While EFCs operate under the same general principles as traditional fuel cells, they use enzymes instead of noble metal catalysts to oxidize the fuel. Enzymes allow for the use of more-complex fuels (e.g. glucose), and these more-complex fuels are what give EFCs their superior energy density. For example, the complex sugar hexose can release 24 electrons per glucose molecule during oxidation, whereas hydrogen (a fuel used in traditional fuel cells) releases only two electrons. Until now, however, EFCs have been limited by incomplete oxidation, releasing just two to four electrons per glucose molecule.

“We are not the first who proposed using sugar as the fuel in the biobattery,” says Zhiguang Zhu, a senior scientist at Cell-Free BioInnovations. “However, we are the first to demonstrate the complete oxidation of the sugar in the biobattery, enabling our technology to have a near-theoretical energy conversion yield that no one has ever reported.”

Zhang and his team constructed a synthetic catabolic pathway (a series of metabolic reactions that break down complex organic molecules) containing 13 enzymes to completely oxidize the glucose units of maltodextrin, yielding nearly 24 electrons per glucose molecule.

We put specific thermostable enzymes into one vessel to constitute a synthetic enzymatic pathway that can perform a cascade of biological reactions the sugar, converting it into carbon dioxide, Zhang says. Unlike natural catabolic pathways for the oxidation of glucose in cells, the designed synthetic pathway does not require costly and unstable cofactors, such as adenosine triphosphate (ATP), coenzyme A, or a labile cellular membrane. The researchers used two redox enzymes that generate reduced nicotinamide adenine dinucleotide (NADH) from sugar metabolites.

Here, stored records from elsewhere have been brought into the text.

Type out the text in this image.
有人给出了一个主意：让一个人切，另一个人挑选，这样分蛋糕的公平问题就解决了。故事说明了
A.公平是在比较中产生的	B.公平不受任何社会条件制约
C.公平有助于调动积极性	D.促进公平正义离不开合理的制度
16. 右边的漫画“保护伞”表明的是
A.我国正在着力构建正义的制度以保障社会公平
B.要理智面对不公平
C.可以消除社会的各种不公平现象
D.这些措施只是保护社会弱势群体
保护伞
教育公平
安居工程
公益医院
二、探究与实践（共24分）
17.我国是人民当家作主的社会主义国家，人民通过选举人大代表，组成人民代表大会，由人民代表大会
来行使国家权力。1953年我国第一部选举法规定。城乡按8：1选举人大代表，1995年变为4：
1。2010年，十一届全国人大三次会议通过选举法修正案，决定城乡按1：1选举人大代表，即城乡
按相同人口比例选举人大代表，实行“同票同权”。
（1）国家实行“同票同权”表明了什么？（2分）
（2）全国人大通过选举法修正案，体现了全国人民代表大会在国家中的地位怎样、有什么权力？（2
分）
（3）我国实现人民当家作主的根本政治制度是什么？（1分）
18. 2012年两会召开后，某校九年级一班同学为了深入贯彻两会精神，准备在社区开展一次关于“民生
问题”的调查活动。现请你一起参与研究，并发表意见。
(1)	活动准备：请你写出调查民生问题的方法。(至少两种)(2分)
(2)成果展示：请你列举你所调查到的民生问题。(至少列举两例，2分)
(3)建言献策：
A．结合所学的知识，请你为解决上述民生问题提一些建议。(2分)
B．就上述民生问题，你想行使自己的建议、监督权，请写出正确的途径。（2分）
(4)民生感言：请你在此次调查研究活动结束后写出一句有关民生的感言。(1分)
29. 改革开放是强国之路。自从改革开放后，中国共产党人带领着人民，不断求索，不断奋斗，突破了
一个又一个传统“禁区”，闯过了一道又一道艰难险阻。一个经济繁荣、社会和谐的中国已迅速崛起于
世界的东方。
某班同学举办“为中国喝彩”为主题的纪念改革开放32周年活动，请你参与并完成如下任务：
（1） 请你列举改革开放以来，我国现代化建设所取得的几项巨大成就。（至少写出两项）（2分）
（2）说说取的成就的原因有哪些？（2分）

NADH, a reducing agent involved in redox reactions, is a natural electron mediator that carries electrons from one molecule to another. They also used ten other enzymes responsible for sustaining metabolic cycles and an additional enzyme that transfers electrons from NADH to the electrode.

This new synthetic pathway enables the biobattery to extract the theoretical number of electrons per glucose unit and thereby use all the chemical energy in the sugar. This, the team reports, represents a significant breakthrough.

In addition to its superior energy density, the sugar biobattery is also less costly than the Li-ion battery, refillable, environmentally friendly, and nonflammable. While researchers  continue to work on extending the lifetime, increasing the power density, and reducing the cost of electrode materials for such a battery, they hope that the rapidly growing appetite for powering portable electronic devices could well be met with this energy dense sugar biobattery in the future. For the Silo, Zhiguang Zhu, chief scientist at”The Sweet Battery Project”.

This technology was funded through the America’s NSF Small Business Innovation Research Program.